Um dia fui a Menorca , a um congresso, e no pequeno porto de Mahon conheci um pescador  que falava várias línguas. Tinha a pele muito morena e curtida pelos ventos. Foi ele quem me contou, enquanto bebíamos um copo de vinho numa tasquinha nada turística, quais eram os ventos do Mediterrâneo.

Explicou-me, enquanto fumava o cachimbo, que há o Tramontano, um vento de norte, sopra da Grécia.

O Levante, vento que chega de leste. O Siroco/ Sirocco, ou vento suão, de sudeste, muito seco e muito quente com origem no Saara. O Ostro vento fraco vindo do sul. O Áfrico ou Libeccio (da Líbia), de sudoeste, húmido e tempestuoso. O Poente, de oeste, um vento de verão, morno e voluptuoso.

O Mistral de noroeste, frio, seco e muito violento, sopra do vale do Ródano no fim do inverno.

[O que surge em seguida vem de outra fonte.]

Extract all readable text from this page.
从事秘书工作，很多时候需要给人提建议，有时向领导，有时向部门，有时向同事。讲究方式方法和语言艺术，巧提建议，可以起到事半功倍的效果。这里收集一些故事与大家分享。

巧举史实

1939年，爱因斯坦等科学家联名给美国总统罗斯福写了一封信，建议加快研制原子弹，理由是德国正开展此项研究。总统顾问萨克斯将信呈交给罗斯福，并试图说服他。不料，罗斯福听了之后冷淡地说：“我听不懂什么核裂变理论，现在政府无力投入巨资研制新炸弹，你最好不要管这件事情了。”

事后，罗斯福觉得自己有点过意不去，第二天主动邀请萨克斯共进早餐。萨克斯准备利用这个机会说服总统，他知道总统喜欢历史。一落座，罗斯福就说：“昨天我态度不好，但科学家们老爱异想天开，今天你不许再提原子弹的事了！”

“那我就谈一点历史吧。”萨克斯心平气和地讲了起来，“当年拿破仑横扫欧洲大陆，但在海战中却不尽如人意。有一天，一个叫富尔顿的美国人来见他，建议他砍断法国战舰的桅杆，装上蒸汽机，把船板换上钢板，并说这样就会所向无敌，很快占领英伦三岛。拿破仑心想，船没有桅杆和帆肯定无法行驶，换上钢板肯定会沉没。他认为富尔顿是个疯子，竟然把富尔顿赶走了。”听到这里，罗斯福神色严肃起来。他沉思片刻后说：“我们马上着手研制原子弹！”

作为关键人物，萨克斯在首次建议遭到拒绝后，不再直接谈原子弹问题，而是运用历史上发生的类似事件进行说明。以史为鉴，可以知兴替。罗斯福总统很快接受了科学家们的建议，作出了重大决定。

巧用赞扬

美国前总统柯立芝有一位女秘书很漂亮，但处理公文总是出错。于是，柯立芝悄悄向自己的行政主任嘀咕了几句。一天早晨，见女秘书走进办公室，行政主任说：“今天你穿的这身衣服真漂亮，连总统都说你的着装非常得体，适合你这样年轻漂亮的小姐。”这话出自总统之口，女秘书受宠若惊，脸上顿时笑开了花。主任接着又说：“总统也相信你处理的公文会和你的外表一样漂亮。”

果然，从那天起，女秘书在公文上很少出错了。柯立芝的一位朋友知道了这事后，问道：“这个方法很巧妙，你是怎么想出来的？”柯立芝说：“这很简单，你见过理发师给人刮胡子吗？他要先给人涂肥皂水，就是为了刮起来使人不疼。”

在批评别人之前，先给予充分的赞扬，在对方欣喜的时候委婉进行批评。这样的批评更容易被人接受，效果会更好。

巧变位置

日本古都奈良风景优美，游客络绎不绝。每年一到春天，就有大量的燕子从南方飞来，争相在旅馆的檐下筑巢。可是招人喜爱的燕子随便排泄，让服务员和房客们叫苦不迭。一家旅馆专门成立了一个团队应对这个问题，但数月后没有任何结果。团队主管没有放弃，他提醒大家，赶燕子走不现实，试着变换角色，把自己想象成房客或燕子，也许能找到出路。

Enquanto o velho pescador me explicava tudo isto com a ajuda de alguns traços precisos desenhados na toalha de papel, fui pensando que tudo se ajustava. Os personagens de Durrell seriam como os ventos. Justine era o Sirocco, quente, misteriosa, sensual, imperativa e dolente. Nessim era o Ostro, vindo do Sul frágil, elegante, gracioso, sempre com uma adaga escondida nas dobras da roupa. Clea era o Poente, vinda da Europa. Discreta, enigmática, franzina. Balthazar, médico, o Tramontano severo. E Mountolive seria o Mistral, que vive no sonho de um romance nunca acontecido, uma paixão não concretizada, até ao dia, muitos anos depois, em que reencontra a mulher que lhe insuflou ânimo na vida, transformada numa hárpia egípcia que o horroriza e da qual foge nauseado.

O pescador ,quando paguei as bebidas e a aula de geografia, perguntou-me quando eu ia embora. Expliquei que partia dali a dois dias. Ele olhou para o mar lá ao fundo e disse-me:

_Amanhã vai haver tempestade, Estamos a 28 de setembro, Depois os ventos mudam e aqui começa o inverno. E o Tramontano enlouquece as pessoas. É bom que parta.

Perguntei-lhe onde tinha nascido.

_Num barco de refugiados. Íamos aportar à Palestina. Tropas inglesas desviaram o barco para Chipre onde ficamos retidos.

_ É judeu? Perguntei eu.

Ele sorriu e disse:

_Sou levantino. O meu nome é Miguel.

Gostaria com tudo isto de fazer crescer a curiosidade dos que não conhecem Lawrence Durrell.

Pode ser que um dia nos encontremos em Alexandria.